We conclude, then, the statute assailed as unconstitutional is a valid exercise of legislative power, in that the right of a trial de novo in district court on an appeal in probate matters from the county court is but a regulation of the manner of exercise of the appellate jurisdiction conferred upon the district court by an appeal on law and fact.
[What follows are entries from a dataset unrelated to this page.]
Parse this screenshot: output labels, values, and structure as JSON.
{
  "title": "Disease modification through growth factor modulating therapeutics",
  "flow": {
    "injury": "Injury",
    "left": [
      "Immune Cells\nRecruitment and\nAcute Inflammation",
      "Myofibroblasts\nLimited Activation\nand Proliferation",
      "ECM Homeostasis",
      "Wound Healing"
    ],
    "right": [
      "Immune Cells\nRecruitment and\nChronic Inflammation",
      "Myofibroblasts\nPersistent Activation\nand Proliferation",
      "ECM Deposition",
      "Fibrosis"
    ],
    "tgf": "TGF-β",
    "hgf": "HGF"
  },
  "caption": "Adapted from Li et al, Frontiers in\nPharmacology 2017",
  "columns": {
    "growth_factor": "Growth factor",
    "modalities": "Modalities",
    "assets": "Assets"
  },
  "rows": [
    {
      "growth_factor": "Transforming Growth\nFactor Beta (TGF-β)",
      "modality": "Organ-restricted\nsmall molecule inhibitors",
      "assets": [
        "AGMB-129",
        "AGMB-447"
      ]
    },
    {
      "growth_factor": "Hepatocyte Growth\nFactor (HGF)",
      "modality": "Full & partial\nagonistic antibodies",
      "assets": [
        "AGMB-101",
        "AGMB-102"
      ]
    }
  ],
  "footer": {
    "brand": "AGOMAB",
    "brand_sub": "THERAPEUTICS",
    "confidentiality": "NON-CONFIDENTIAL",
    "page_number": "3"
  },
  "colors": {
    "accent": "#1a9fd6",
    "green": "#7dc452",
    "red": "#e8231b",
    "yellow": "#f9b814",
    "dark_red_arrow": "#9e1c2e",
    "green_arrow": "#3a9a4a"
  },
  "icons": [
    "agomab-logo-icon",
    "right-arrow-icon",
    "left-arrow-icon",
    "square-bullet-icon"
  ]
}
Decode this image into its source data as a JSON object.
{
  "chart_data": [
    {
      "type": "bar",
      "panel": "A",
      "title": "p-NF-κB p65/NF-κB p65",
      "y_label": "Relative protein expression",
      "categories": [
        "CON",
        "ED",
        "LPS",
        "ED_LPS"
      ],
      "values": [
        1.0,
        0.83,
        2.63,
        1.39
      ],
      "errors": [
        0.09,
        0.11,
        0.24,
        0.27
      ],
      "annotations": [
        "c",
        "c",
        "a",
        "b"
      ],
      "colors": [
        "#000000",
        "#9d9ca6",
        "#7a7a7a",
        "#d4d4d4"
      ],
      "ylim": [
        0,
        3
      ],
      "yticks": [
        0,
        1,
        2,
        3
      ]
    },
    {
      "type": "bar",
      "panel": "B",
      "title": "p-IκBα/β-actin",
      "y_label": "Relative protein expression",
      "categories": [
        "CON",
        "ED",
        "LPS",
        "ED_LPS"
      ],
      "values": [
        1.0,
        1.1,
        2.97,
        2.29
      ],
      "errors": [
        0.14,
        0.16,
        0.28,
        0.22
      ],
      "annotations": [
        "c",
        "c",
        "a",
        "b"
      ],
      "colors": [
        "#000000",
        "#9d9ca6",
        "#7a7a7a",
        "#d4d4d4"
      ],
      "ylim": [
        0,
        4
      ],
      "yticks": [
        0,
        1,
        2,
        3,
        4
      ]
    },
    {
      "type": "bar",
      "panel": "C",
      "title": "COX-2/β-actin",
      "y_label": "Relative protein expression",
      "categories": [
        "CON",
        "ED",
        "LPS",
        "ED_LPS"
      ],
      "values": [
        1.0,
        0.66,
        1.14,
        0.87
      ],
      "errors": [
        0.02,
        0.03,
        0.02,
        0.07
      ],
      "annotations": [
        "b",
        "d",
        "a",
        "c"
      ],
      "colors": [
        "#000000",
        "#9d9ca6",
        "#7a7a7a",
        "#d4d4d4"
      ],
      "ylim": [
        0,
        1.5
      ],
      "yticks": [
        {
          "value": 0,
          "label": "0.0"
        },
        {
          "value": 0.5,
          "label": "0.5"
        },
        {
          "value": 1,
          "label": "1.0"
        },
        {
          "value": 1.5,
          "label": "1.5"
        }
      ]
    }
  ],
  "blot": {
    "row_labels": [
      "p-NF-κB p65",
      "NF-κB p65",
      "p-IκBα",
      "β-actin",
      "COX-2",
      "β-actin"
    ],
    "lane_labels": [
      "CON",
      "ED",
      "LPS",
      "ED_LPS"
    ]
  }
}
In the original opinion the costs were taxed against respondent. In so doing we erred, and the order should be modified to the end that the right to tax costs be denied to both parties, appellants and respondents. It is, as respondents urge, that neither party prevailed on the appeal and appellants in fact may never establish their right to share in the estate, or may never appear further in this action; in which event, in failing to recover on the merits, they would be no more entitled to recover judgment for costs of respondents than respondents are entitled under present conditions to recover costs of them. To such extent the *515original opinion as filed is hereby modified. Neither appellants nor respondents shall be allowed to tax costs or disbursements herein.
The petition for rehearing is denied.